Em 2008, Viganò terá escrito mais uma vez, depois de o Papa Bento XVI ter condenado publicamente os atos de pedofilia cometidos por membros da Igreja. Ninguém lhe respondeu, mas o antigo núncio diz ter sabido entretanto, «de fonte segura», que o então Papa aplicara sanções a McCarrick, em 2009 ou 2010: «teria de deixar o seminário, ficou proibido de celebrar [missa] em público, de participar em encontros públicos, de dar palestras, de viajar», tendo ainda sido obrigado a recolher-se numa «vida de oração e penitência». Só que, em 2013, com a chegada do Papa Francisco a Roma, a seguir à resignação de Bento XVI, a vida terá mudado para McCarrick. Viganò conta que o cardeal recomeçou a viajar – chegou a representar a Igreja numa viagem à República Centro Africana – e passou a participar em palestras e seminários e a dar entrevistas.
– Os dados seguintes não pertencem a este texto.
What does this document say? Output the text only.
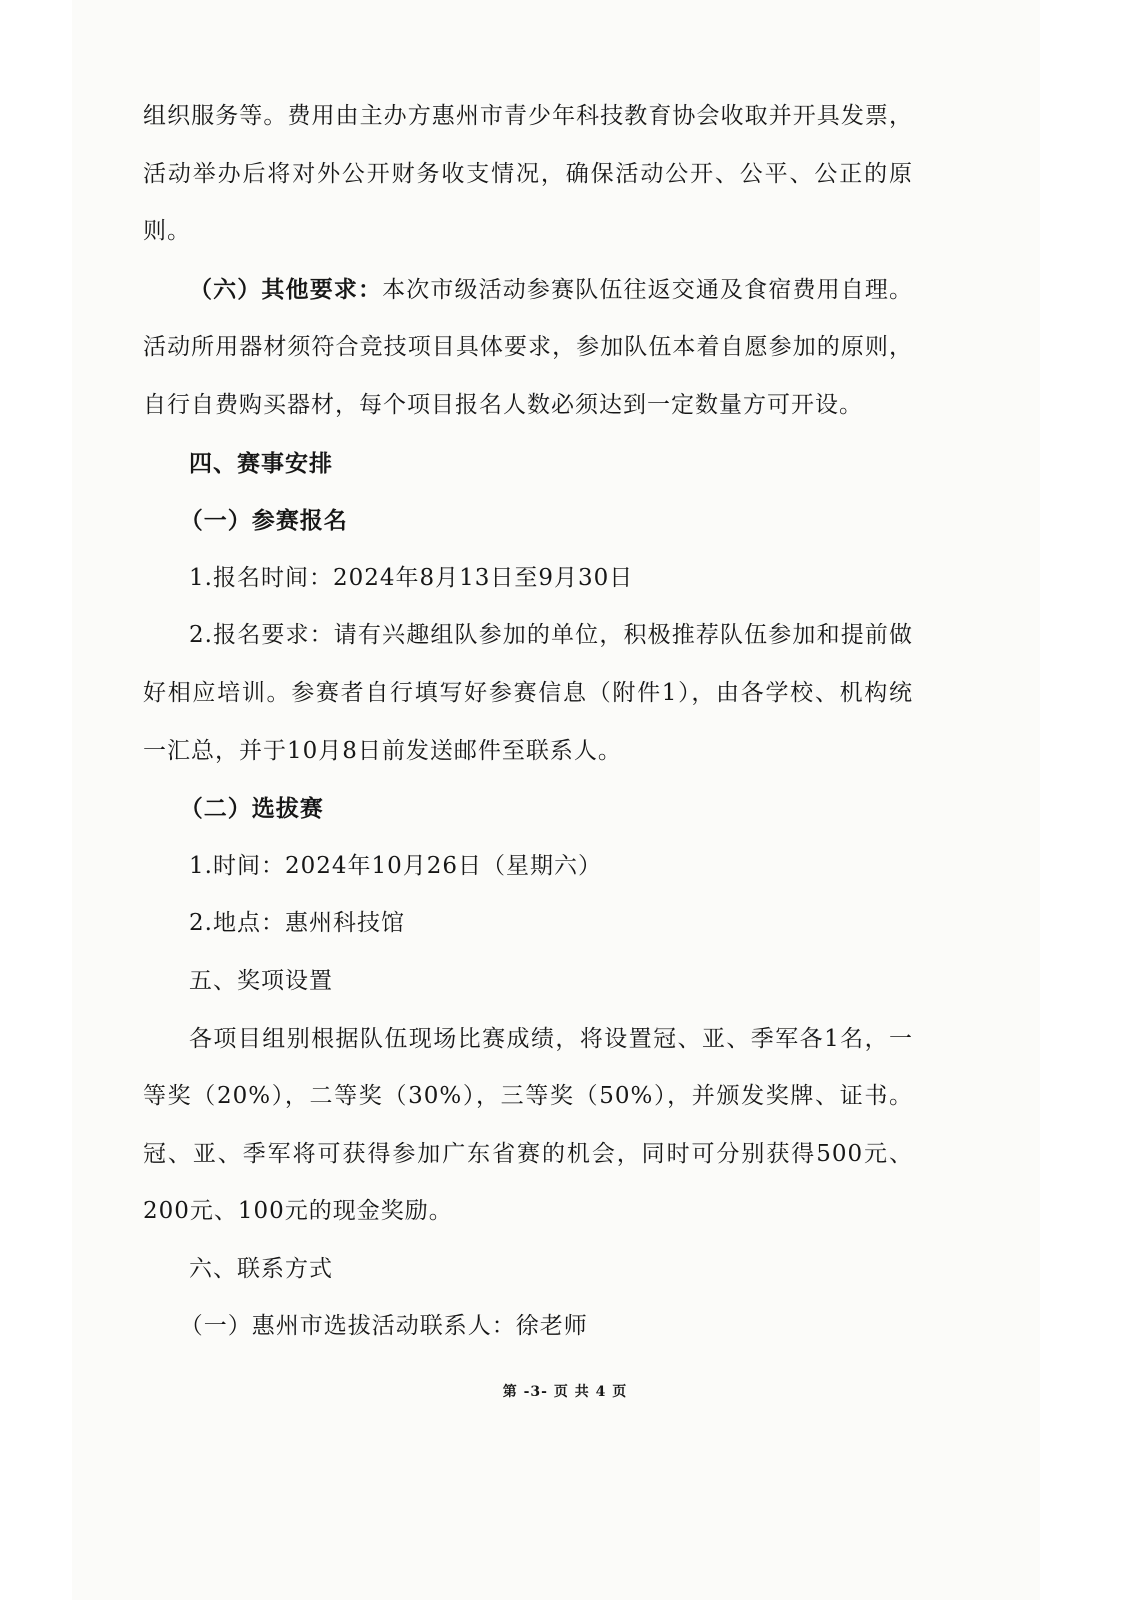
组织服务等。费用由主办方惠州市青少年科技教育协会收取并开具发票，活动举办后将对外公开财务收支情况，确保活动公开、公平、公正的原则。

（六）其他要求：本次市级活动参赛队伍往返交通及食宿费用自理。活动所用器材须符合竞技项目具体要求，参加队伍本着自愿参加的原则，自行自费购买器材，每个项目报名人数必须达到一定数量方可开设。

四、赛事安排

（一）参赛报名

1.报名时间：2024年8月13日至9月30日

2.报名要求：请有兴趣组队参加的单位，积极推荐队伍参加和提前做好相应培训。参赛者自行填写好参赛信息（附件1），由各学校、机构统一汇总，并于10月8日前发送邮件至联系人。

（二）选拔赛

1.时间：2024年10月26日（星期六）

2.地点：惠州科技馆

五、奖项设置

各项目组别根据队伍现场比赛成绩，将设置冠、亚、季军各1名，一等奖（20%），二等奖（30%），三等奖（50%），并颁发奖牌、证书。冠、亚、季军将可获得参加广东省赛的机会，同时可分别获得500元、200元、100元的现金奖励。

六、联系方式

（一）惠州市选拔活动联系人：徐老师

第 -3- 页 共 4 页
O Papa Francisco poderia ter pecado por falta de informação – até porque as supostas sanções aplicadas por Bento XVI ao cardeal só agora foram foram tornadas públicas, com a carta de Viganò -, mas o antigo núncio assegura ter alertado o sumo pontífice para os abusos de McCarrick  em junho de 2013.  Sem que, mais uma vez, alguma coisa tenha mudado. O arcebispo garante que Francisco sabia de tudo, mas que optou por proteger o cardeal americano, porque este fez lobby pela sua eleição no último conclave.  E não só lhe retirou as sanções aplicadas por Bento XVI, como o chamou para seu «conselheiro» para os assuntos relacionados com os Estados Unidos. Viganò vai mais longe e acusa o Papa de proteger outros abusadores sexuais, bem como homossexuais bem posicionados na hierarquia da Igreja. 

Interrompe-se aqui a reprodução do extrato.